As old school as you'll ever get from a YouTube video. No electricity, heat or internet at Old West! Here is the video:
This is an arrangement for flute and piano of the aria Tormani a
vagheggiar from Handel's opera Alcina. The challenge here was "mesa di
voce" many of which were in the violin part. The recomposition
involved moving all of the mesa di voce into the flute part, since it
would not be idiomatic on piano. I am asking the question what would
Handel have done with this music if composing for a modern flute and
piano?
Here is a performance featuring flutist Lindsey Goodman and pianist Rob Frankenberry April 28, 2024 Charleston WV:
Here is a score video of the same piece with me on flute, and Rob on piano. Vermont College of Fine Arts music composition residency, Susquehana Universtiy January 2024. To purchase this music please contact me at steve.owens.vt at gmail.com
Here is a score video of my wind quintet Music from where the veil is thin.... performed by The City of Tomorrow, resident ensemble at the Vermont College of Fine Arts music composition residency in January 2024. It was inspired by my experiences at Old West Church in Calais VT, truly a place where the veil between worlds is very thin!
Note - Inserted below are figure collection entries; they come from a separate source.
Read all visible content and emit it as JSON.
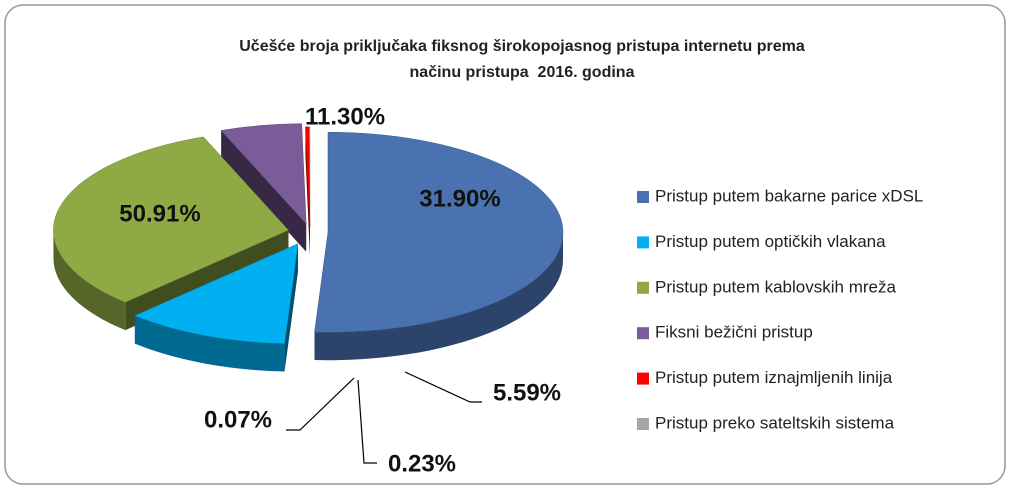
{
  "chart_data": {
    "type": "pie",
    "title": [
      "Učešće broja priključaka fiksnog širokopojasnog pristupa internetu prema",
      "načinu pristupa  2016. godina"
    ],
    "categories": [
      "Pristup putem bakarne parice xDSL",
      "Pristup putem optičkih vlakana",
      "Pristup putem kablovskih mreža",
      "Fiksni bežični pristup",
      "Pristup putem iznajmljenih linija",
      "Pristup preko sateltskih sistema"
    ],
    "values": [
      50.91,
      11.3,
      31.9,
      5.59,
      0.23,
      0.07
    ],
    "value_labels": [
      "50.91%",
      "11.30%",
      "31.90%",
      "5.59%",
      "0.23%",
      "0.07%"
    ],
    "colors": [
      "#4a72b0",
      "#00b0f0",
      "#8faa45",
      "#7a5c99",
      "#ff0000",
      "#a6a6a6"
    ],
    "legend": "right"
  }
}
This is my recomposition of Handel's aria V'adoro Pupille from the opera Giulio Ceasare. The original featured two orchestras, a pit orchestra of the usual strings and continuo, and an on stage seven piece orchestra representing the seven muses. I t was a challenge to boil this down to a viable work for modern flute and piano. Enjoy, and contact me for the music if you would like to perform it! Rob Frankenberry is the pianist - he is residency faculty for VCFA. I am playing on a George Haynes "Master", a vintage flute I played for over 40 years. Contrast with Tormani a Vaggeghiar, which I preformed on my new (to me) Powell Conservatory flute.
A setting of "The Lamb", a poem by William Blake (1757-1827). Composed in 2008 for my daughter and several of her friends to sing at Old West Church in 2008, it was performed again at Old West in 2022. This performance is from the Vermont College of Fine Arts choral workshop at Susquehana University in January 2024, Rob Frankenberry pianist and conductor.
This is my "Sonata in one movement" completed in 1989. Arguably my most successful work, performances include one by Fenwick Smith and Sally Pinkas. This piece was also honorable mention on for Prairie Home Companion's "Talent from Towns Under 2000" and was featured on their website for several years. This performance features me on flute at the Vermont Composer's Consortium Festival in 1991.
Something fun - here's an old piece of mine from the 90's. While its
most likely not playable by an individual pianist, it is playable on a
midi piano. More specifically a Yamaha baby grand at Susquehanna
University that is equipped to play midi files like an updated player
piano! This is not a Tango in the Argentine sense so much as a highly
stylized piece that evokes some of the rhythmic elements. I built it on
what I call an "artificial harmonic series" where each ascending
interval is a half step smaller (P5, d5, P4, M3, m3, M2, m2). I found
the complete pencil manuscript in an old notebook the other day.
At the VCFA Music Composition residency last January, Devin Barone, the
assistant program director, was getting into this midi piano in a big
way. I rushed back to my dorm room and managed to dig a version of this
piece off my hard drive (probably Finale 3.7.2!) and quickly gussied up
a midi file. Devin got it running on the Yamaha, and my advisor Roger
Zahab stuck his IPhone on the piano and grabbed a fast and dirty
recording that turned out better than I could have expected.
Never thought I'd ever hear this thing....
"My God! What has sound got to do with music! Why can't music go out in
the same way it comes in to a man, without having to crawl over a fence
of sounds, thoraxes, catguts, wire, wood, and brass?"